The defense from this group that's been so doubted—and they'll still have to prove it over the long run—was decisive in firing the opening offense. It's every team's hope and desire, but it's much easier against a baby Cavaliers team with mostly lumbering big guys. We'll see what happens against all the ball handlers most teams have in this era. Still, the training camp theories of coach Billy Donovan for a quicker pace of play and more aggressive defense were realized with the kind of defense-to-offense play that was most reminiscent of the Jordan, Pippen, Horace Grant era of athletic wing players disrupting offenses into dunk-you-very-much.

The Bulls once again have a catalyst with Ball.

"I think we've just got to take it one day at a time," Ball said earlier this week after practice. "It's a brand new team. Just trying to improve every day, on and off the floor, really. I think it's all about chemistry, building that first and then going on from there. I think we've got a great team. A lot of unselfish players on the team, a lot of smart players on the team. Like I said, as long as everybody comes in here and works every day, we'll be fine.

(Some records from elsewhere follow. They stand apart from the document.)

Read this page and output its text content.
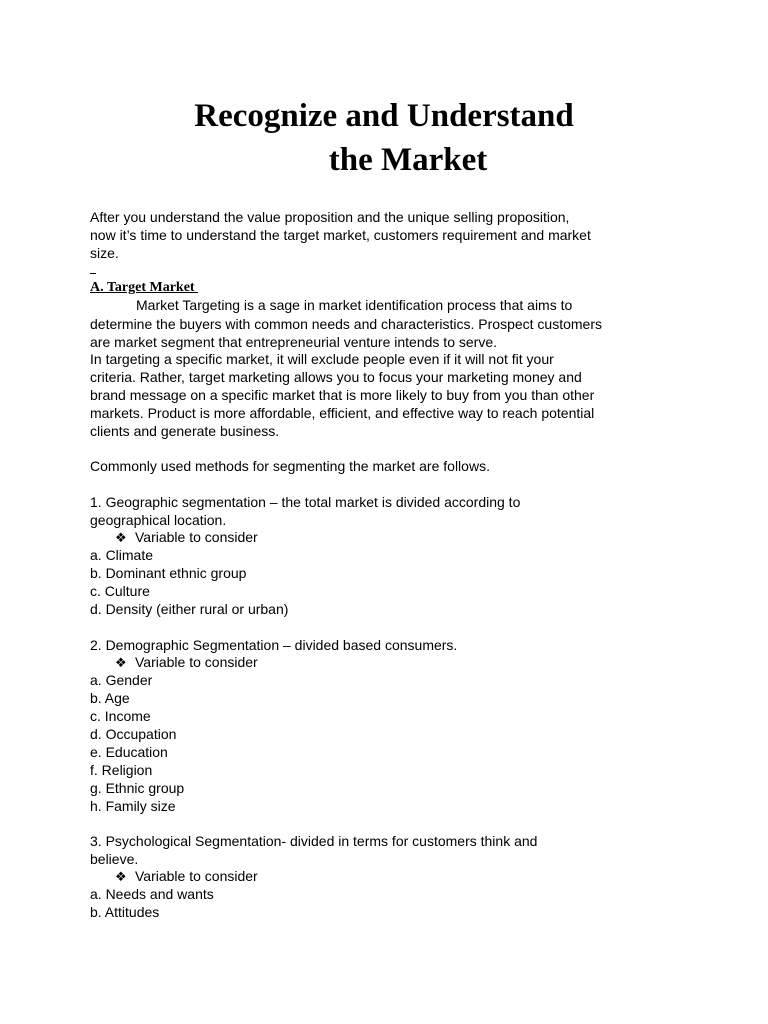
Recognize and Understand
the Market

After you understand the value proposition and the unique selling proposition,

now it’s time to understand the target market, customers requirement and market

size.

A. Target Market

Market Targeting is a sage in market identification process that aims to

determine the buyers with common needs and characteristics. Prospect customers

are market segment that entrepreneurial venture intends to serve.

In targeting a specific market, it will exclude people even if it will not fit your

criteria. Rather, target marketing allows you to focus your marketing money and

brand message on a specific market that is more likely to buy from you than other

markets. Product is more affordable, efficient, and effective way to reach potential

clients and generate business.

Commonly used methods for segmenting the market are follows.

1. Geographic segmentation – the total market is divided according to

geographical location.

❖ Variable to consider

a. Climate

b. Dominant ethnic group

c. Culture

d. Density (either rural or urban)

2. Demographic Segmentation – divided based consumers.

❖ Variable to consider

a. Gender

b. Age

c. Income

d. Occupation

e. Education

f. Religion

g. Ethnic group

h. Family size

3. Psychological Segmentation- divided in terms for customers think and

believe.

❖ Variable to consider

a. Needs and wants

b. Attitudes
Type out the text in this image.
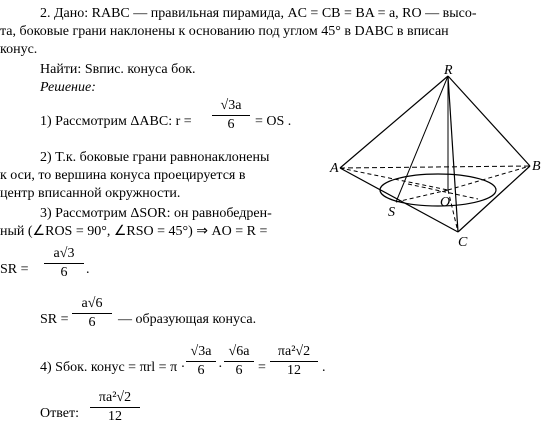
2. Дано: RABC — правильная пирамида, AC = CB = BA = a, RO — высо-
та, боковые грани наклонены к основанию под углом 45° в DABC в вписан
конус.
Найти: Sвпис. конуса бок.
Решение:
1) Рассмотрим ΔABC: r =
√3a
6	= OS .
2) Т.к. боковые грани равнонаклонены
к оси, то вершина конуса проецируется в
центр вписанной окружности.
3) Рассмотрим ΔSOR: он равнобедрен-
ный (∠ROS = 90°, ∠RSO = 45°) ⇒ AO = R =
SR =
a√3
6	.
SR =
a√6
6	— образующая конуса.
4) Sбок. конус = πrl = π ·
√3a
6 ·
√6a
6	=
πa²√2
12	.
Ответ:
πa²√2
12
R
A	B
C
O
S
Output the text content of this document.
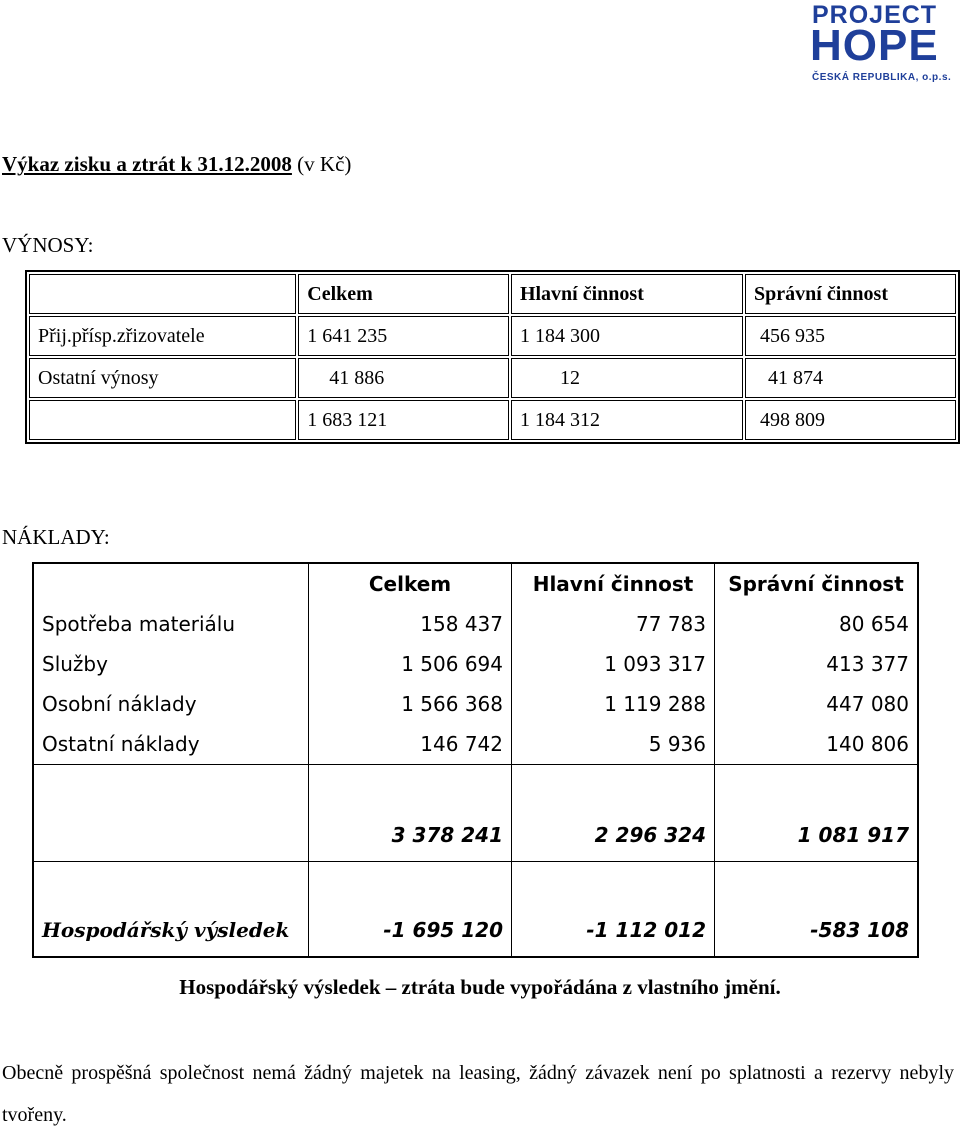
PROJECT
HOPE
ČESKÁ REPUBLIKA, o.p.s.
Výkaz zisku a ztrát k 31.12.2008 (v Kč)
VÝNOSY:
	Celkem	Hlavní činnost	Správní činnost
Přij.přísp.zřizovatele	1 641 235	1 184 300	456 935
Ostatní výnosy	41 886	12	41 874
	1 683 121	1 184 312	498 809
NÁKLADY:
	Celkem	Hlavní činnost	Správní činnost
Spotřeba materiálu	158 437	77 783	80 654
Služby	1 506 694	1 093 317	413 377
Osobní náklady	1 566 368	1 119 288	447 080
Ostatní náklady	146 742	5 936	140 806
	3 378 241	2 296 324	1 081 917
Hospodářský výsledek	-1 695 120	-1 112 012	-583 108
Hospodářský výsledek – ztráta bude vypořádána z vlastního jmění.
Obecně prospěšná společnost nemá žádný majetek na leasing, žádný závazek není po splatnosti a rezervy nebyly tvořeny.
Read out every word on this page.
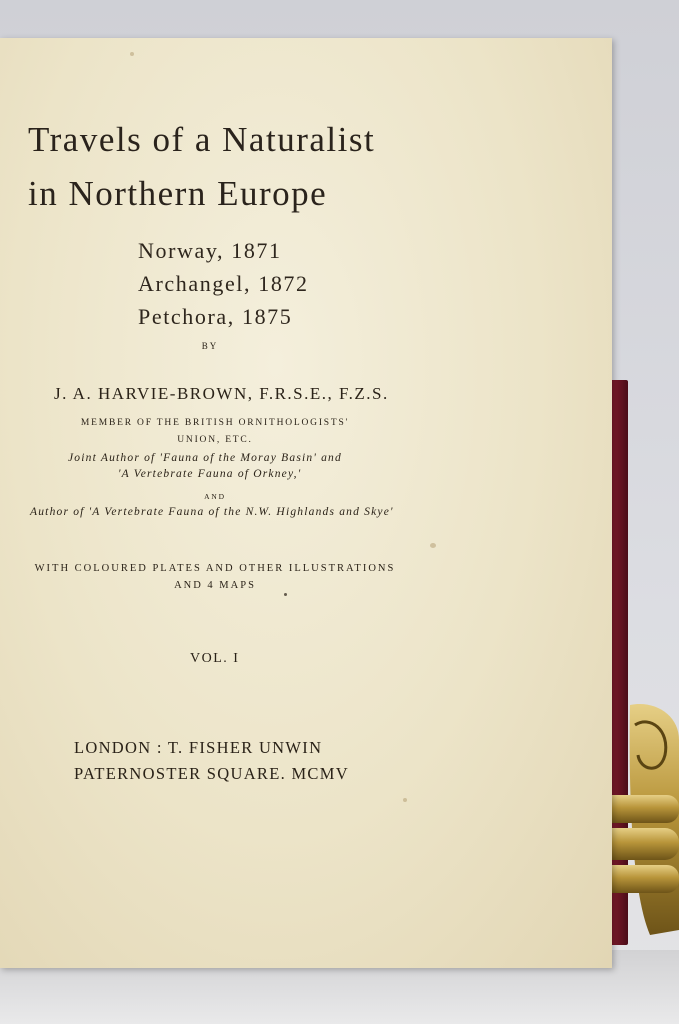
Travels of a Naturalist
in Northern Europe
Norway, 1871
Archangel, 1872
Petchora, 1875
BY
J. A. HARVIE-BROWN, F.R.S.E., F.Z.S.
MEMBER OF THE BRITISH ORNITHOLOGISTS'
UNION, ETC.
Joint Author of 'Fauna of the Moray Basin' and
'A Vertebrate Fauna of Orkney,'
AND
Author of 'A Vertebrate Fauna of the N.W. Highlands and Skye'
WITH COLOURED PLATES AND OTHER ILLUSTRATIONS
AND 4 MAPS
VOL. I
LONDON : T. FISHER UNWIN
PATERNOSTER SQUARE. MCMV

"I think for us, it's going to start on defense," Ball said. "Once we get out on the break, we've got a lot of athletes that can get up and down and pretty much catch wherever I throw it. The team we put together, we're going to be better in transition. I think defense is going to lead to better offense for us and that starts with me. So I think just coming in, playing hard and making the right plays really is my job this year. As long as we get the stops and get out and run, I think we should have a lot of options and a lot of good options. We can run out and find the best option. Zach and DJ (Derrick Jones, who didn't play Tuesday), they can catch it anywhere. So wherever I put it, I feel like they're going to get it."

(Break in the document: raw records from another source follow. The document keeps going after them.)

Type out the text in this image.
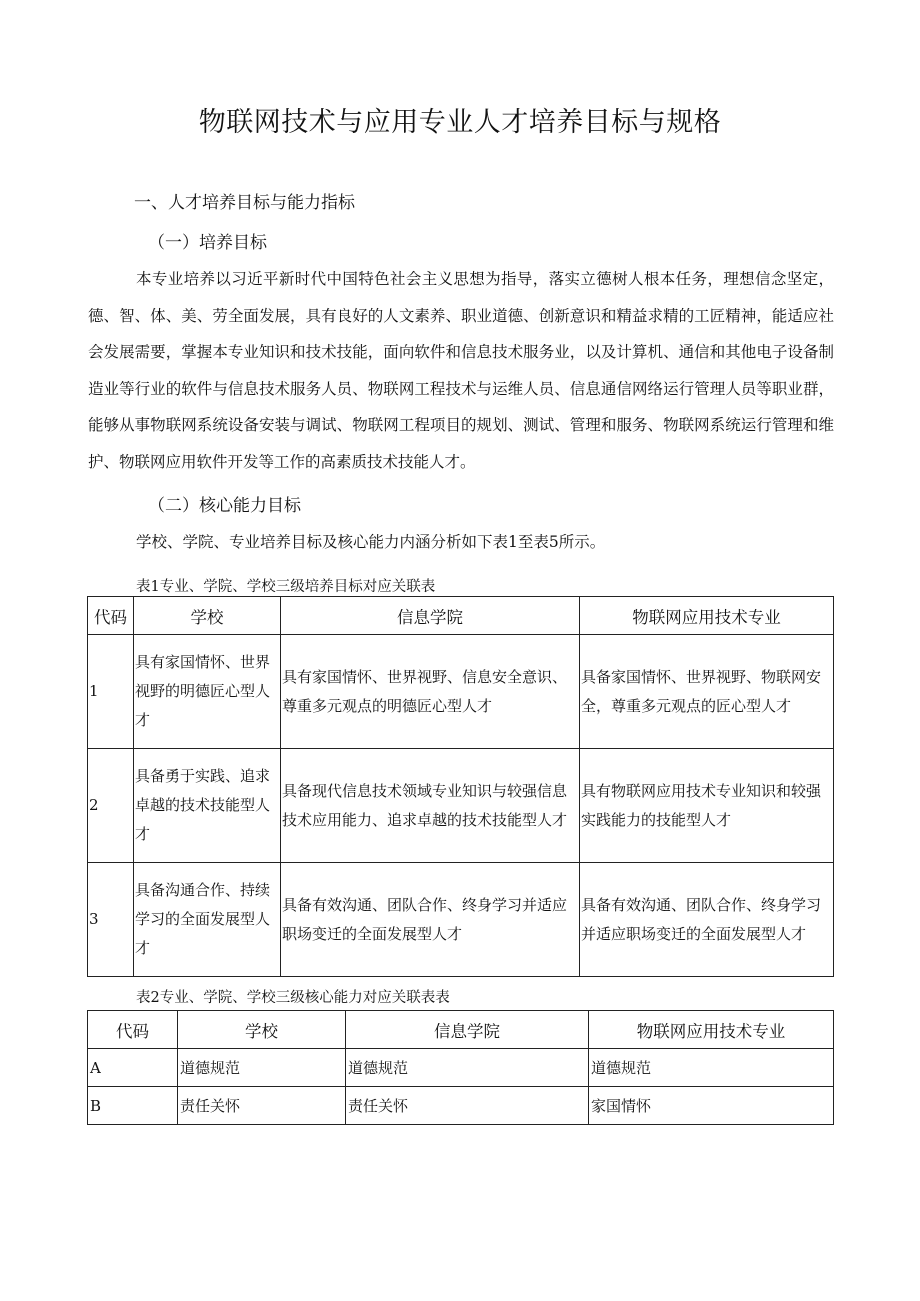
物联网技术与应用专业人才培养目标与规格
一、人才培养目标与能力指标
（一）培养目标
本专业培养以习近平新时代中国特色社会主义思想为指导，落实立德树人根本任务，理想信念坚定，德、智、体、美、劳全面发展，具有良好的人文素养、职业道德、创新意识和精益求精的工匠精神，能适应社会发展需要，掌握本专业知识和技术技能，面向软件和信息技术服务业，以及计算机、通信和其他电子设备制造业等行业的软件与信息技术服务人员、物联网工程技术与运维人员、信息通信网络运行管理人员等职业群，能够从事物联网系统设备安装与调试、物联网工程项目的规划、测试、管理和服务、物联网系统运行管理和维护、物联网应用软件开发等工作的高素质技术技能人才。
（二）核心能力目标
学校、学院、专业培养目标及核心能力内涵分析如下表1至表5所示。
表1专业、学院、学校三级培养目标对应关联表
代码	学校	信息学院	物联网应用技术专业
1	具有家国情怀、世界视野的明德匠心型人才	具有家国情怀、世界视野、信息安全意识、尊重多元观点的明德匠心型人才	具备家国情怀、世界视野、物联网安全，尊重多元观点的匠心型人才
2	具备勇于实践、追求卓越的技术技能型人才	具备现代信息技术领域专业知识与较强信息技术应用能力、追求卓越的技术技能型人才	具有物联网应用技术专业知识和较强实践能力的技能型人才
3	具备沟通合作、持续学习的全面发展型人才	具备有效沟通、团队合作、终身学习并适应职场变迁的全面发展型人才	具备有效沟通、团队合作、终身学习并适应职场变迁的全面发展型人才
表2专业、学院、学校三级核心能力对应关联表表
代码	学校	信息学院	物联网应用技术专业
A	道德规范	道德规范	道德规范
B	责任关怀	责任关怀	家国情怀
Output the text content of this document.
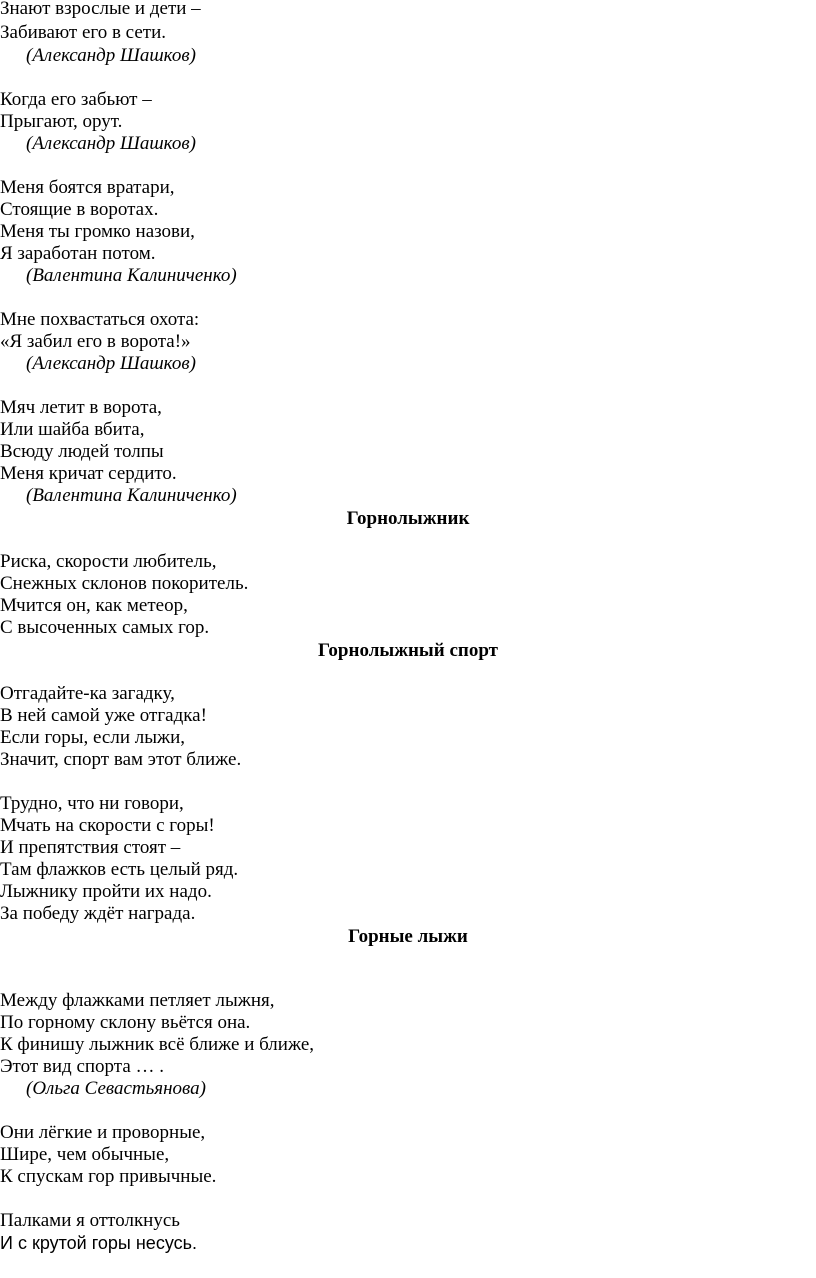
Знают взрослые и дети –
Забивают его в сети.
(Александр Шашков)
Когда его забьют –
Прыгают, орут.
(Александр Шашков)
Меня боятся вратари,
Стоящие в воротах.
Меня ты громко назови,
Я заработан потом.
(Валентина Калиниченко)
Мне похвастаться охота:
«Я забил его в ворота!»
(Александр Шашков)
Мяч летит в ворота,
Или шайба вбита,
Всюду людей толпы
Меня кричат сердито.
(Валентина Калиниченко)
Горнолыжник
Риска, скорости любитель,
Снежных склонов покоритель.
Мчится он, как метеор,
С высоченных самых гор.
Горнолыжный спорт
Отгадайте-ка загадку,
В ней самой уже отгадка!
Если горы, если лыжи,
Значит, спорт вам этот ближе.
Трудно, что ни говори,
Мчать на скорости с горы!
И препятствия стоят –
Там флажков есть целый ряд.
Лыжнику пройти их надо.
За победу ждёт награда.
Горные лыжи
Между флажками петляет лыжня,
По горному склону вьётся она.
К финишу лыжник всё ближе и ближе,
Этот вид спорта … .
(Ольга Севастьянова)
Они лёгкие и проворные,
Шире, чем обычные,
К спускам гор привычные.
Палками я оттолкнусь
И с крутой горы несусь.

Ball is mostly circumspect when he speaks. He seems popular and humble with teammates, but understandably wary with media given years of headlines with his father than often drew him in and raised questions of his value because of the off the court antics. Sure, he's good, but do you want the coach and organization questioned every time he's taken out of the game? The Pelicans at one time even went so far as to warn local media if they quoted LaVar, no one in the organization would speak with them again.

So it's doubtful we'll ever hear much from Lonzo worth repeating.

Who cares, really?

His play is doing the talking now and it looks like going to make the Bulls worth watching again. Which is all that really matters.